Simple design will go a long way.”


Dmitry Derevianko



We selected this dashboard because of how well each component comes together for the overall piece. There is top bar navigation, a left hand side panel for credit cards, and then the main dashboard showing quick stats and recent transactions.


Left hand panels are usually set for navigation, so I’m curious how this page would function in a usability test. However, we love the use of highlight colors, everything is easy to read and large, with enough contrast.


Desemy Kristanto

Zander: “I don’t think it takes much to understand why I like this shot. The illustrations for this app’s onboarding process is absolutely breathtaking. My personal favorite color here is the turquoise green primarily used in the middle image.

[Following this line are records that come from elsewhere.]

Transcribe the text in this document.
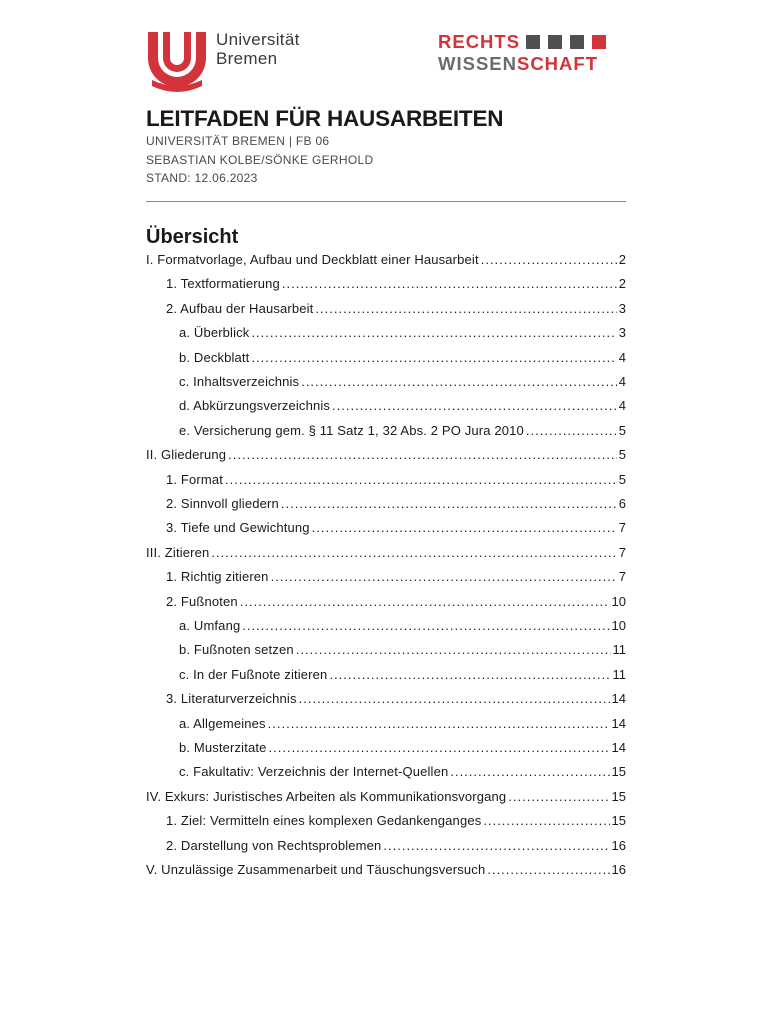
Universität
Bremen
RECHTS
WISSEN SCHAFT
LEITFADEN FÜR HAUSARBEITEN
UNIVERSITÄT BREMEN | FB 06
SEBASTIAN KOLBE/SÖNKE GERHOLD
STAND: 12.06.2023
Übersicht
I. Formatvorlage, Aufbau und Deckblatt einer Hausarbeit .....	2
1. Textformatierung .....	2
2. Aufbau der Hausarbeit .....	3
a. Überblick .....	3
b. Deckblatt .....	4
c. Inhaltsverzeichnis .....	4
d. Abkürzungsverzeichnis .....	4
e. Versicherung gem. § 11 Satz 1, 32 Abs. 2 PO Jura 2010 .....	5
II. Gliederung .....	5
1. Format .....	5
2. Sinnvoll gliedern .....	6
3. Tiefe und Gewichtung .....	7
III. Zitieren .....	7
1. Richtig zitieren .....	7
2. Fußnoten .....	10
a. Umfang .....	10
b. Fußnoten setzen .....	11
c. In der Fußnote zitieren .....	11
3. Literaturverzeichnis .....	14
a. Allgemeines .....	14
b. Musterzitate .....	14
c. Fakultativ: Verzeichnis der Internet-Quellen .....	15
IV. Exkurs: Juristisches Arbeiten als Kommunikationsvorgang .....	15
1. Ziel: Vermitteln eines komplexen Gedankenganges .....	15
2. Darstellung von Rechtsproblemen .....	16
V. Unzulässige Zusammenarbeit und Täuschungsversuch .....	16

Desemy also makes interesting use of the colorful leaves to create perspective by making some of the leaves blurry. This makes them look very close up.

My only suggestion would be to make the first line of each screen darker (e.g. ‘Be the…’). As they are, they wouldn’t meet WCAG AA standards. They would need to be at least #757575 to be compliant. Other than that–this is awesome.”



Zander: “I’m a sucker for greenery, so I love seeing shots about plants or nature. SELECTO keeps it very simple with these UI’s by only using green as a highlight color. Especially when it comes to users with anxiety or autism, keeping to simple colors is very important.

The water, humidity, and size icons are great for making visual complements to the words beside them. Showing icons is always an easy way to make your interface look nicer.

My only suggestion would be to make the highlight green color darker. Right now, it’s #77B536, which doesn’t meet WCAG AA standards. However, making them a bit darker, like #568227, would make it compliant and still look really nice.”



Lydia: “Fitness apps are very trendy, so I love seeing different approaches. Jawad uses imagery to help users identify what a workout might entail. Course details give you an overview, while also recommending others.


Visually, I enjoy the white space while also using a variety of colors to pop against the background. Orange is a fun highlight, and gives off an energetic atmosphere which is perfect for this app.”


Masudur Rahman

Zander: “Did you notice that the boxy, hard-edged design of the website matches the architecture of the blue and orange building?

Interestingly, Masudur Rahman uses a more traditional looking font-type for each section’s title (e.g. ‘Our Commitement…’) in contrast to the modern architecture of these buildings. However, if you’re going for a luxury feel, nothing says wealth like an ornate font.

From a usability standpoint, I like how Masudur Rahman was detail-oriented and realized that the user might not see the content below the fold, so he put ‘Scroll Down’ to the left side in between the hero banner and the content underneath.”


Ajo Jose

Lydia: “It’s not often that a lot of color comes together so cohesively – but Ajo pulled it off here. Using muted, neutral tones to help convey certain sections actually works here. It feels earthy and natural – which is everything a food app should do.

The rounded box style is also clean and consistent. The navigation is especially quirky, sitting along the edge like a tab ready to pull.”


Sayem ahmed

Zander: “I included this travel app concept because it just looks really fun. I always love to see how people are able to make monochromatic interesting, and Sayem was able to use it to make very impressive illustrations that use different shades to create the perception of depth.

Travel is one of those things that can be very stressful, so I like how he used a lot of rounded edges to create a more relaxed UI environment for users. They’re a really nice touch.

He might need to be careful with using the pink for the ‘Book Now’ and ‘Log In’ buttons. As they are right now at #FF97B3, they are not WCAG AA compliant, but if he uses a darker background color for these buttons, this app can be really go above and beyond.”


Ildiko Gaspar

Lydia:”This one is fun because it’s a mockup of just a couple different component types for cards. Ildiko shows us some clean options for loading, notes, buttons, and links. There are so many ways to create actionable components, and I love to see how different designers approach even small ones like this. After all, components make up an application.”